La Cathédrale Notre Dame est en effet un lieu fondateur pour l’Assomption. En ces jours où le monde entier a vécu douloureusement l’incendie de ce lieu-source pour notre foi et pour notre Congrégation, il est bon de se replonger dans ce que nos Archives nous offrent au sujet de l’expérience de Marie Eugénie en ce lieu. Nous possédons en effet quelques textes originaux, écrits de la main même de Marie Eugénie, qui sont de vrais trésors.


"C’est vers la fin de l’été de 1838 que j’ai vu pour la première fois le P. d’Alzon. Je venais d’avoir 21 ans. Pendant le Carême de 1836, j’avais assisté aux Conférences du P. Lacordaire. Pour y avoir place, nous arrivions longtemps d’avance. J’avais ainsi de longues heures de prière à Notre-Dame, c’est là que me vinrent les premières pensées de vocation religieuse" [1].

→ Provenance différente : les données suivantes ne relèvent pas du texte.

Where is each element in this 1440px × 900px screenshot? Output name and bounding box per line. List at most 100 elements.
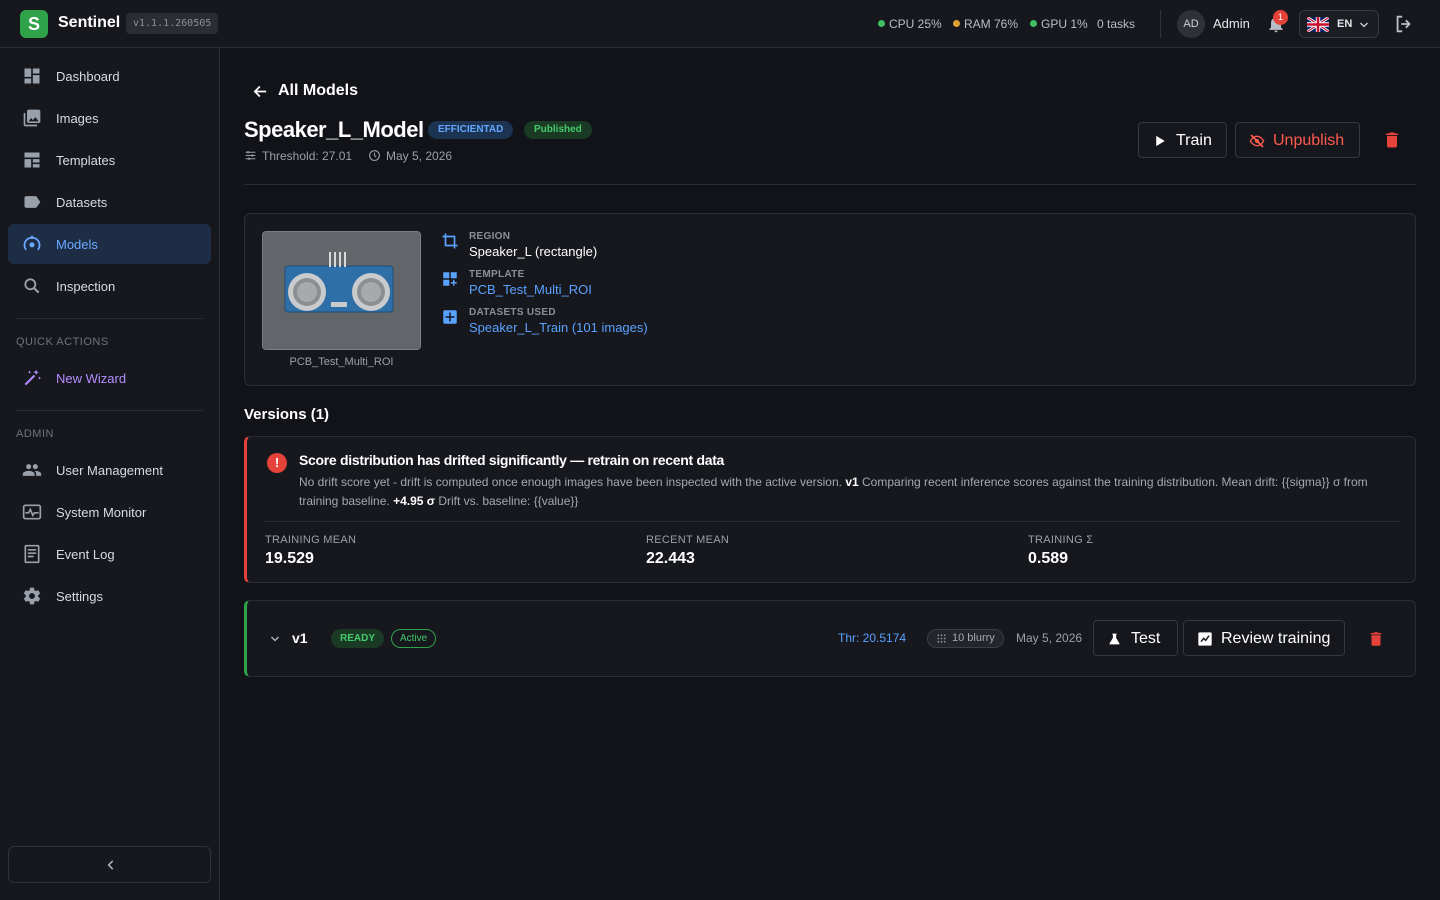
- back-link-label: All Models: [278, 82, 359, 99]
- version-row[interactable]: v1 READY Active Thr: 20.5174 10 blurry M…: [244, 600, 1416, 677]
- sidebar-item-label: Event Log: [56, 547, 115, 562]
- sidebar-item-templates[interactable]: Templates: [8, 140, 211, 180]
- version-date: May 5, 2026: [1016, 631, 1083, 645]
- sidebar-item-new-wizard[interactable]: New Wizard: [8, 358, 211, 398]
- logout-icon[interactable]: [1393, 13, 1415, 35]
- recent-mean-value: 22.443: [646, 550, 695, 567]
- sidebar-item-datasets[interactable]: Datasets: [8, 182, 211, 222]
- alert-divider: [265, 521, 1400, 522]
- header-divider: [244, 184, 1416, 185]
- template-icon: [443, 272, 457, 286]
- sliders-icon: [245, 151, 256, 160]
- models-icon: [23, 235, 41, 251]
- gpu-stat: GPU 1%: [1030, 17, 1088, 31]
- model-info-card: PCB_Test_Multi_ROI REGION Speaker_L (rec…: [244, 213, 1416, 386]
- sidebar: Dashboard Images Templates Datasets Mode…: [0, 48, 220, 900]
- chevron-left-icon: [107, 860, 114, 870]
- user-name[interactable]: Admin: [1213, 16, 1250, 31]
- test-button[interactable]: Test: [1093, 620, 1178, 656]
- backbone-badge: EFFICIENTAD: [428, 121, 514, 139]
- review-training-button-label: Review training: [1221, 630, 1331, 647]
- thumbnail-caption: PCB_Test_Multi_ROI: [289, 356, 394, 368]
- images-icon: [23, 109, 41, 127]
- datasets-icon: [24, 196, 41, 208]
- page-title: Speaker_L_Model: [244, 117, 424, 142]
- template-thumbnail[interactable]: [262, 231, 421, 350]
- pcb-sensor-image: [263, 232, 420, 349]
- avatar[interactable]: AD: [1177, 10, 1205, 38]
- search-icon: [24, 278, 40, 294]
- template-link[interactable]: PCB_Test_Multi_ROI: [469, 282, 592, 297]
- blurry-count-badge: 10 blurry: [927, 629, 1004, 648]
- sidebar-divider: [16, 318, 203, 319]
- notification-count-badge[interactable]: 1: [1273, 10, 1288, 25]
- sidebar-item-models[interactable]: Models: [8, 224, 211, 264]
- ram-status-dot: [953, 20, 960, 27]
- flask-icon: [1109, 633, 1120, 645]
- training-mean-label: TRAINING MEAN: [265, 534, 357, 546]
- cpu-stat: CPU 25%: [878, 17, 942, 31]
- sidebar-item-user-management[interactable]: User Management: [8, 450, 211, 490]
- sidebar-item-inspection[interactable]: Inspection: [8, 266, 211, 306]
- status-badge: Published: [524, 121, 592, 139]
- sidebar-item-dashboard[interactable]: Dashboard: [8, 56, 211, 96]
- play-icon: [1156, 135, 1165, 147]
- version-state-badge: READY: [331, 629, 385, 648]
- header-divider: [1160, 10, 1161, 38]
- dataset-link[interactable]: Speaker_L_Train (101 images): [469, 320, 648, 335]
- gear-icon: [23, 587, 41, 605]
- train-button[interactable]: Train: [1138, 122, 1227, 158]
- wand-icon: [24, 369, 42, 386]
- gpu-status-dot: [1030, 20, 1037, 27]
- arrow-left-icon: [253, 85, 267, 98]
- sidebar-item-label: Templates: [56, 153, 116, 168]
- app-logo[interactable]: S: [20, 10, 48, 38]
- alert-icon: !: [267, 453, 287, 473]
- datasets-label: DATASETS USED: [469, 307, 556, 318]
- eye-off-icon: [1249, 134, 1265, 148]
- templates-icon: [24, 152, 40, 168]
- ram-stat: RAM 76%: [953, 17, 1018, 31]
- sidebar-divider: [16, 410, 203, 411]
- cpu-status-dot: [878, 20, 885, 27]
- alert-title: Score distribution has drifted significa…: [299, 452, 725, 468]
- review-training-button[interactable]: Review training: [1183, 620, 1345, 656]
- version-name: v1: [292, 630, 308, 646]
- sidebar-item-settings[interactable]: Settings: [8, 576, 211, 616]
- sidebar-item-label: Models: [56, 237, 98, 252]
- drift-alert: ! Score distribution has drifted signifi…: [244, 436, 1416, 583]
- review-chart-icon: [1198, 632, 1212, 646]
- sidebar-item-system-monitor[interactable]: System Monitor: [8, 492, 211, 532]
- region-label: REGION: [469, 231, 511, 242]
- language-selector[interactable]: EN: [1299, 10, 1379, 38]
- quick-actions-heading: QUICK ACTIONS: [16, 336, 109, 348]
- version-active-badge: Active: [391, 629, 437, 648]
- chevron-down-icon: [1360, 22, 1368, 28]
- versions-heading: Versions (1): [244, 406, 330, 423]
- crop-icon: [442, 233, 458, 249]
- uk-flag-icon: [1307, 17, 1329, 32]
- training-sigma-value: 0.589: [1028, 550, 1069, 567]
- chevron-down-icon[interactable]: [269, 633, 281, 645]
- language-code: EN: [1337, 18, 1353, 30]
- delete-version-trash-icon[interactable]: [1367, 629, 1385, 649]
- sidebar-item-event-log[interactable]: Event Log: [8, 534, 211, 574]
- training-mean-value: 19.529: [265, 550, 314, 567]
- alert-body: No drift score yet - drift is computed o…: [299, 475, 1368, 508]
- dashboard-icon: [24, 68, 40, 84]
- train-button-label: Train: [1176, 132, 1212, 149]
- sidebar-item-images[interactable]: Images: [8, 98, 211, 138]
- sidebar-item-label: Inspection: [56, 279, 116, 294]
- collapse-sidebar-button[interactable]: [8, 846, 211, 883]
- version-badge: v1.1.1.260505: [126, 13, 219, 34]
- unpublish-button[interactable]: Unpublish: [1235, 122, 1360, 158]
- delete-model-trash-icon[interactable]: [1382, 129, 1402, 151]
- version-threshold[interactable]: Thr: 20.5174: [838, 631, 906, 645]
- tasks-stat[interactable]: 0 tasks: [1097, 17, 1135, 31]
- app-brand: Sentinel: [58, 14, 121, 31]
- test-button-label: Test: [1131, 630, 1161, 647]
- sidebar-item-label: Datasets: [56, 195, 108, 210]
- sidebar-item-label: User Management: [56, 463, 163, 478]
- log-icon: [24, 544, 40, 564]
- top-bar: S Sentinel v1.1.1.260505 CPU 25% RAM 76%…: [0, 0, 1440, 48]
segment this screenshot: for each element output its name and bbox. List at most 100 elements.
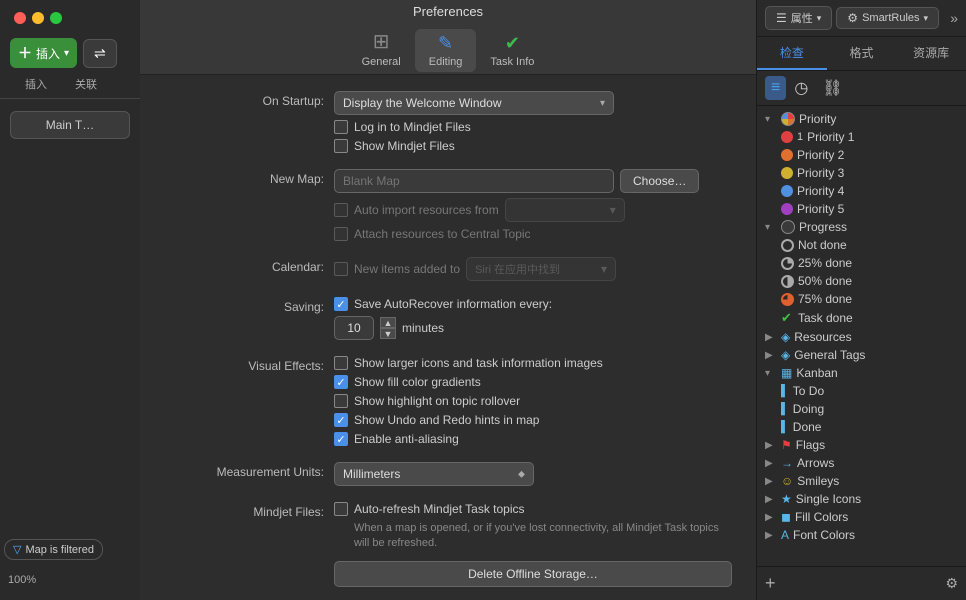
calendar-controls: New items added to Siri 在应用中找到 ▾ bbox=[334, 257, 732, 281]
minutes-stepper[interactable]: ▲ ▼ bbox=[380, 317, 396, 339]
window-title: Preferences bbox=[140, 0, 756, 19]
choose-button[interactable]: Choose… bbox=[620, 169, 699, 193]
properties-tab[interactable]: ☰ 属性 ▾ bbox=[765, 6, 832, 30]
smileys-group[interactable]: ▶ ☺ Smileys bbox=[757, 472, 966, 490]
settings-button[interactable]: ⚙ bbox=[945, 575, 958, 592]
check-subtab[interactable]: 检查 bbox=[757, 37, 827, 70]
calendar-inline: New items added to Siri 在应用中找到 ▾ bbox=[334, 257, 732, 281]
priority-1-label: Priority 1 bbox=[807, 130, 854, 144]
startup-dropdown[interactable]: Display the Welcome Window ▾ bbox=[334, 91, 614, 115]
auto-import-label: Auto import resources from bbox=[354, 203, 499, 217]
startup-label: On Startup: bbox=[164, 91, 324, 108]
larger-icons-checkbox[interactable] bbox=[334, 356, 348, 370]
effect-fill-color: ✓ Show fill color gradients bbox=[334, 375, 732, 389]
todo-label: To Do bbox=[793, 384, 824, 398]
show-mindjet-checkbox[interactable] bbox=[334, 139, 348, 153]
add-button[interactable]: + bbox=[765, 573, 776, 594]
format-subtab[interactable]: 格式 bbox=[827, 37, 897, 70]
visual-effects-label: Visual Effects: bbox=[164, 356, 324, 373]
font-colors-group[interactable]: ▶ A Font Colors bbox=[757, 526, 966, 544]
minimize-button[interactable] bbox=[32, 12, 44, 24]
not-done-circle bbox=[781, 239, 794, 252]
done-item[interactable]: ▌ Done bbox=[757, 418, 966, 436]
clock-view-tab[interactable]: ◷ bbox=[788, 75, 814, 101]
doing-item[interactable]: ▌ Doing bbox=[757, 400, 966, 418]
done-icon: ▌ bbox=[781, 421, 789, 433]
fill-colors-group[interactable]: ▶ ◼ Fill Colors bbox=[757, 508, 966, 526]
priority-1-number: 1 bbox=[797, 131, 803, 143]
attach-resources-label: Attach resources to Central Topic bbox=[354, 227, 531, 241]
measurement-dropdown[interactable]: Millimeters ⬥ bbox=[334, 462, 534, 486]
close-button[interactable] bbox=[14, 12, 26, 24]
priority-3-item[interactable]: Priority 3 bbox=[757, 164, 966, 182]
insert-label-text: 插入 bbox=[10, 76, 62, 92]
increment-button[interactable]: ▲ bbox=[380, 317, 396, 328]
75-done-item[interactable]: 75% done bbox=[757, 290, 966, 308]
chevron-right-icon: ▶ bbox=[765, 440, 777, 451]
flags-group[interactable]: ▶ ⚑ Flags bbox=[757, 436, 966, 454]
auto-import-checkbox[interactable] bbox=[334, 203, 348, 217]
25-done-item[interactable]: 25% done bbox=[757, 254, 966, 272]
priority-5-item[interactable]: Priority 5 bbox=[757, 200, 966, 218]
maximize-button[interactable] bbox=[50, 12, 62, 24]
progress-group[interactable]: ▾ Progress bbox=[757, 218, 966, 236]
link-view-tab[interactable]: ⛓ bbox=[816, 75, 848, 101]
main-topic-button[interactable]: Main T… bbox=[10, 111, 130, 139]
autorecover-checkbox[interactable]: ✓ bbox=[334, 297, 348, 311]
newmap-controls: Choose… Auto import resources from ▾ Att… bbox=[334, 169, 732, 241]
fill-color-checkbox[interactable]: ✓ bbox=[334, 375, 348, 389]
priority-4-item[interactable]: Priority 4 bbox=[757, 182, 966, 200]
task-done-item[interactable]: ✔ Task done bbox=[757, 308, 966, 328]
dropdown-arrow-icon: ▾ bbox=[817, 13, 822, 24]
traffic-lights bbox=[0, 0, 140, 32]
attach-resources-checkbox[interactable] bbox=[334, 227, 348, 241]
highlight-checkbox[interactable] bbox=[334, 394, 348, 408]
sidebar-labels: 插入 关联 bbox=[0, 74, 140, 94]
toolbar-general[interactable]: ⊞ General bbox=[348, 25, 415, 72]
toolbar-editing[interactable]: ✎ Editing bbox=[415, 29, 477, 72]
undo-redo-label: Show Undo and Redo hints in map bbox=[354, 413, 539, 427]
50-done-item[interactable]: 50% done bbox=[757, 272, 966, 290]
minutes-input[interactable]: 10 bbox=[334, 316, 374, 340]
anti-alias-label: Enable anti-aliasing bbox=[354, 432, 459, 446]
arrows-group[interactable]: ▶ → Arrows bbox=[757, 454, 966, 472]
toolbar-taskinfo[interactable]: ✔ Task Info bbox=[476, 29, 548, 72]
smartrules-tab[interactable]: ⚙ SmartRules ▾ bbox=[836, 7, 939, 29]
resources-subtab[interactable]: 资源库 bbox=[896, 37, 966, 70]
calendar-row: Calendar: New items added to Siri 在应用中找到… bbox=[164, 257, 732, 281]
delete-offline-button[interactable]: Delete Offline Storage… bbox=[334, 561, 732, 587]
login-checkbox[interactable] bbox=[334, 120, 348, 134]
single-icons-group[interactable]: ▶ ★ Single Icons bbox=[757, 490, 966, 508]
anti-alias-checkbox[interactable]: ✓ bbox=[334, 432, 348, 446]
link-button[interactable]: ⇌ bbox=[83, 39, 117, 68]
newmap-input[interactable] bbox=[334, 169, 614, 193]
new-items-checkbox[interactable] bbox=[334, 262, 348, 276]
font-colors-label: Font Colors bbox=[793, 528, 855, 542]
kanban-group[interactable]: ▾ ▦ Kanban bbox=[757, 364, 966, 382]
not-done-label: Not done bbox=[798, 238, 847, 252]
todo-item[interactable]: ▌ To Do bbox=[757, 382, 966, 400]
general-tags-group[interactable]: ▶ ◈ General Tags bbox=[757, 346, 966, 364]
new-items-label: New items added to bbox=[354, 262, 460, 276]
dropdown-arrow-icon: ▾ bbox=[924, 13, 929, 24]
fill-color-label: Show fill color gradients bbox=[354, 375, 481, 389]
map-filtered-badge[interactable]: ▽ Map is filtered bbox=[4, 539, 103, 560]
not-done-item[interactable]: Not done bbox=[757, 236, 966, 254]
list-view-tab[interactable]: ≡ bbox=[765, 76, 786, 100]
kanban-icon: ▦ bbox=[781, 366, 792, 380]
insert-button[interactable]: ＋ 插入 ▾ bbox=[10, 38, 77, 68]
priority-1-item[interactable]: 1 Priority 1 bbox=[757, 128, 966, 146]
more-button[interactable]: » bbox=[950, 10, 958, 26]
chevron-right-icon: ▶ bbox=[765, 332, 777, 343]
calendar-label: Calendar: bbox=[164, 257, 324, 274]
priority-group[interactable]: ▾ Priority bbox=[757, 110, 966, 128]
sidebar-divider bbox=[0, 98, 140, 99]
dropdown-arrow-icon: ▾ bbox=[64, 48, 69, 59]
decrement-button[interactable]: ▼ bbox=[380, 328, 396, 339]
login-label: Log in to Mindjet Files bbox=[354, 120, 471, 134]
undo-redo-checkbox[interactable]: ✓ bbox=[334, 413, 348, 427]
auto-refresh-checkbox[interactable] bbox=[334, 502, 348, 516]
priority-2-item[interactable]: Priority 2 bbox=[757, 146, 966, 164]
resources-group[interactable]: ▶ ◈ Resources bbox=[757, 328, 966, 346]
effect-anti-alias: ✓ Enable anti-aliasing bbox=[334, 432, 732, 446]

C’est ainsi Marie Eugénie évoque les conférences du Carême 1836 à Notre Dame dans un petit cahier de souvenirs dont nous conservons l’original aux Archives.


Elle parle encore, dans une conversation sur les commencements de la Congrégation, datée du 30 avril 1881, en la Fête de Sainte Catherine de Sienne, de ce temps fort de Notre Dame :


"En 1836, j’avais entendu les conférences du père Lacordaire à Notre-Dame. J’étais alors chez madame Foulon, ma cousine. Grâce à une famille inféodée au Chapitre de l’Église, nous avions pu nous faire assurer trois places près du banc d’œuvre ; mais, comme il y avait beaucoup de monde, nous arrivions pour la grand’messe de dix heures, et nous restions à l’église jusqu’à la conférence, qui commençait à une heure, ce qui nous donnait un temps considérable pour prier. Ce fut pour moi une grande grâce ; je n’ai jamais mieux prié que dans cette église, et c’est là, pour la première fois, que j’eus la pensée de ma vocation" [2].


Dans une lettre au Père Picard, écrite en 1862 [3], dont on peut trouver le texte dans le 2ème volume des Textes Fondateurs, elle se lance dans une histoire de la fondation et de nouveau, on peut l’imaginer aisément sous les arceaux historiques de la cathédrale, au milieu d’une foule bigarrée qui rappelle les générations ayant déjà prié en ce lieu et annonce les générations à venir :


"Je veux enfin commencer aujourd’hui le compte-rendu que vous m’avez demandé des commencements de notre Institut (…) Les premiers mouvements de ma vocation me sont venus sous les voûtes de Notre - Dame pendant les conférences de 1836. Je dis les premiers mouvements, car c’était encore quelque chose de vague, d’indécis, le désir de me consacrer à la cause de Dieu et de l’Église sans savoir ni où, ni comment. La parole du P. Lacordaire réveillait ma foi et me déterminait à me ranger tout entière du côté de la vérité. Les longues heures que je passais à l’attendre, et l’Église elle-même où tant de générations chrétiennes avaient passé et dont les profondeurs me semblaient réservées aux pas de ceux dont la vie est toute consacrée à Dieu, agissaient aussi profondément sur moi. Dieu avait, je crois, mis une première touche sur mon âme à la première communion, mais je ne l’avais pas compris. C’est à Notre-Dame que je commençai à entendre sa voix".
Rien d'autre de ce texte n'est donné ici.